“The momentum the police has gained over a short period through life-risking work of fighting illegal drugs must not be deterred by legislative inquiries like what we are conducting right now.” This was among the points raised by Senator Panfilo Lacson in his opening remarks on the first day of the Senate hearings on the alleged drug-related extrajudicial killings.
The Senate hearings started August 22, Monday with Senator Leila De Lima chairing the primary committee and Senator Lacson the secondary committee.
Earlier, Lacson had advised President Rodrigo Duterte to “encourage” the PNP to participate in the Senate probe. However, during the hearing, the senator expressed reservations about the entire proceedings as hearings of this nature may erode the confidence of the PNP in carrying out its mission and may upset the gains already made.
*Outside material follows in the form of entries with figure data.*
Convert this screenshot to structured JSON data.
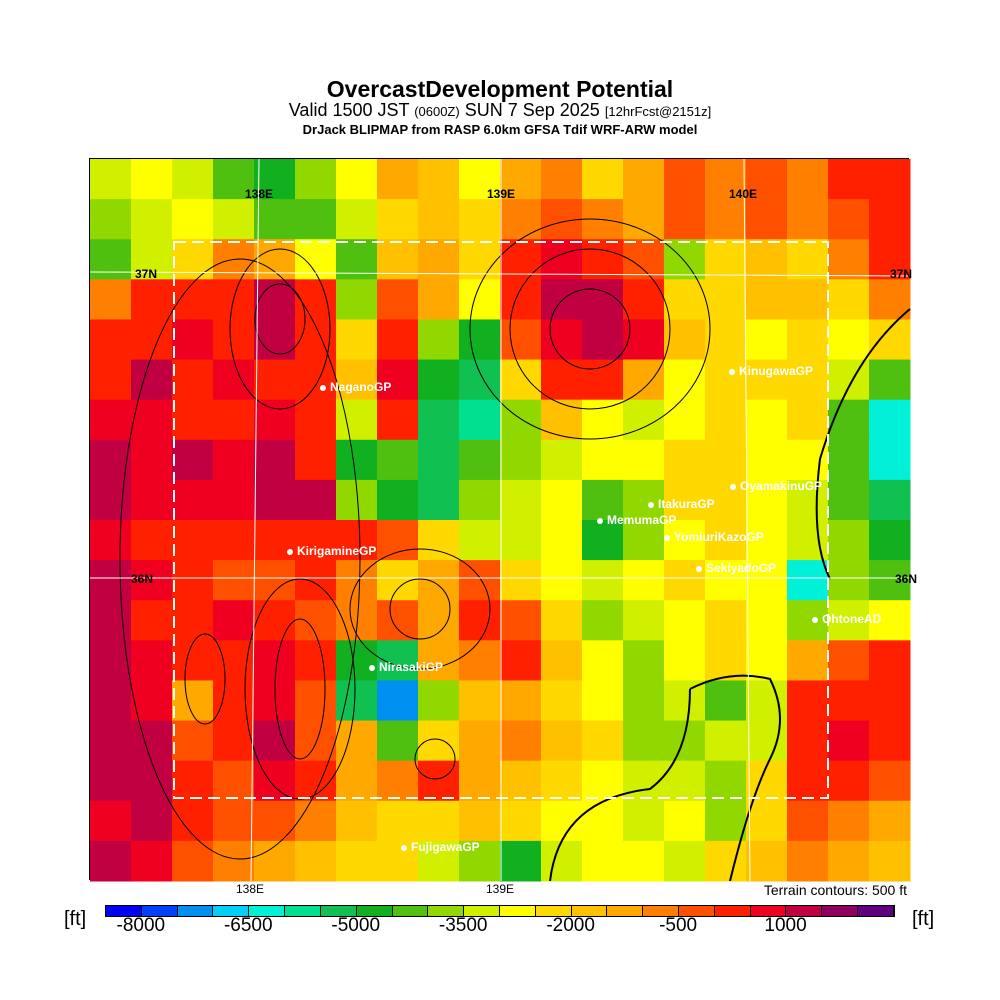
{
  "header": {
    "title": "OvercastDevelopment Potential",
    "subtitle_a": "Valid 1500 JST ",
    "subtitle_b": "(0600Z)",
    "subtitle_c": " SUN 7 Sep 2025 ",
    "subtitle_d": "[12hrFcst@2151z]",
    "model": "DrJack BLIPMAP from RASP 6.0km GFSA Tdif WRF-ARW model"
  },
  "axes": {
    "top_lon": [
      "138E",
      "139E",
      "140E"
    ],
    "lat_left": [
      "37N",
      "36N"
    ],
    "lat_right": [
      "37N",
      "36N"
    ],
    "bottom_lon": [
      "138E",
      "139E"
    ],
    "terrain_note": "Terrain contours: 500 ft"
  },
  "stations": [
    "NaganoGP",
    "KirigamineGP",
    "NirasakiGP",
    "FujigawaGP",
    "KinugawaGP",
    "OyamakinuGP",
    "ItakuraGP",
    "MemumaGP",
    "YomiuriKazoGP",
    "SekiyadoGP",
    "OhtoneAD"
  ],
  "colorbar": {
    "unit_left": "[ft]",
    "unit_right": "[ft]",
    "labels": [
      "-8000",
      "-6500",
      "-5000",
      "-3500",
      "-2000",
      "-500",
      "1000"
    ],
    "colors": [
      "#0000f0",
      "#0040f8",
      "#0090f0",
      "#00d0f8",
      "#00f0d8",
      "#00e090",
      "#10c050",
      "#10b020",
      "#50c010",
      "#90d800",
      "#d0f000",
      "#ffff00",
      "#ffd800",
      "#ffc000",
      "#ffa800",
      "#ff8000",
      "#ff5000",
      "#ff2000",
      "#f00020",
      "#c00040",
      "#900060",
      "#600080"
    ]
  },
  "chart_data": {
    "type": "heatmap",
    "title": "OvercastDevelopment Potential",
    "units": "ft",
    "level_min": -8500,
    "level_step": 500,
    "field_levels": [
      [
        10,
        11,
        10,
        8,
        7,
        9,
        11,
        14,
        13,
        11,
        14,
        15,
        12,
        14,
        16,
        15,
        16,
        15,
        17,
        17
      ],
      [
        9,
        10,
        11,
        10,
        8,
        8,
        10,
        12,
        13,
        12,
        15,
        16,
        15,
        14,
        16,
        15,
        16,
        15,
        16,
        17
      ],
      [
        8,
        10,
        12,
        15,
        14,
        11,
        8,
        13,
        14,
        12,
        17,
        18,
        17,
        16,
        9,
        12,
        13,
        12,
        15,
        17
      ],
      [
        15,
        17,
        17,
        17,
        19,
        17,
        9,
        16,
        14,
        11,
        17,
        19,
        19,
        17,
        12,
        12,
        13,
        13,
        12,
        15
      ],
      [
        17,
        17,
        18,
        17,
        19,
        17,
        12,
        17,
        9,
        7,
        16,
        18,
        19,
        18,
        13,
        12,
        11,
        12,
        11,
        12
      ],
      [
        17,
        19,
        17,
        18,
        17,
        17,
        13,
        18,
        7,
        6,
        12,
        17,
        17,
        14,
        11,
        12,
        12,
        12,
        10,
        8
      ],
      [
        18,
        18,
        17,
        17,
        18,
        17,
        10,
        17,
        6,
        5,
        9,
        13,
        11,
        10,
        11,
        12,
        11,
        12,
        8,
        4
      ],
      [
        19,
        18,
        19,
        18,
        19,
        17,
        7,
        8,
        6,
        8,
        9,
        10,
        11,
        11,
        12,
        12,
        11,
        11,
        8,
        4
      ],
      [
        19,
        18,
        18,
        18,
        19,
        19,
        9,
        7,
        6,
        9,
        10,
        11,
        8,
        9,
        12,
        12,
        11,
        10,
        8,
        6
      ],
      [
        18,
        17,
        17,
        17,
        17,
        17,
        17,
        16,
        12,
        10,
        10,
        11,
        7,
        9,
        11,
        12,
        11,
        10,
        9,
        7
      ],
      [
        19,
        18,
        17,
        16,
        16,
        17,
        15,
        12,
        14,
        16,
        12,
        11,
        10,
        11,
        12,
        11,
        11,
        4,
        9,
        8
      ],
      [
        19,
        17,
        17,
        18,
        17,
        16,
        15,
        16,
        14,
        17,
        16,
        12,
        9,
        10,
        11,
        12,
        11,
        9,
        10,
        11
      ],
      [
        19,
        18,
        17,
        17,
        18,
        17,
        7,
        6,
        14,
        15,
        17,
        13,
        11,
        9,
        11,
        12,
        11,
        14,
        16,
        17
      ],
      [
        19,
        18,
        14,
        17,
        18,
        16,
        6,
        2,
        9,
        13,
        14,
        12,
        11,
        9,
        10,
        8,
        10,
        17,
        17,
        17
      ],
      [
        19,
        19,
        16,
        17,
        19,
        16,
        14,
        8,
        12,
        14,
        15,
        13,
        12,
        9,
        9,
        10,
        10,
        17,
        18,
        17
      ],
      [
        19,
        19,
        17,
        16,
        18,
        17,
        14,
        15,
        17,
        14,
        13,
        12,
        11,
        10,
        10,
        9,
        12,
        17,
        17,
        16
      ],
      [
        18,
        19,
        17,
        16,
        16,
        15,
        13,
        12,
        12,
        13,
        12,
        11,
        11,
        10,
        11,
        9,
        12,
        16,
        15,
        14
      ],
      [
        19,
        18,
        16,
        15,
        14,
        13,
        12,
        12,
        10,
        9,
        7,
        10,
        11,
        11,
        10,
        12,
        13,
        15,
        14,
        13
      ]
    ]
  }
}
“I have openly and consistently manifested my misgivings to allow this inquiry to proceed and for good reasons,” he said.
Lacson served as PNP chief from 1999 to 2001 before becoming senator. He also took active part in major police operations when he was with the Metropolitan Command (Metrocom) Intelligence and Security Group (MISG) from 1971 to 1986. Thus, Lacson knows what law enforcers think and feel in the performance of their duties.
“As I have spent half of my life in enforcement, like them, I am not sure how many times I could have been… killed during police operations that I have participated in, number of times I could have landed in jail while performing my duties,” he recounted before the committee.
He also said that his stint as PNP chief then was “anything but pleasant.”
“Never ako nakaramdam ng good vibes noon (I never felt good vibes in those times). I just hope our resource persons, members of the police force, are not talking to themselves now, cursing us legislators the way I did then,” Lacson said.
“I would like to stress, having come from the ranks of the police, I know and understand their psyche, I know their frustration over a fraud judicial system, unsympathetic and sometimes corrupt prosecutors,” he added.
But Lacson had high praises for the efforts and gains of the PNP in its fight against the illegal drug trade in the country. He partly attributed the success to the efforts of the Duterte administration. “Frankly I have never seen anything on a scale of the current anti-illegal drugs campaign under this administration,” he said.
Finally, Lacson told the PNP his “guess” on how the present anti-drug campaign would probably end: “Either we have a drug-free Philippines after six months—or may be a longer period—or, God forbid, you go back and worse end up in jail.”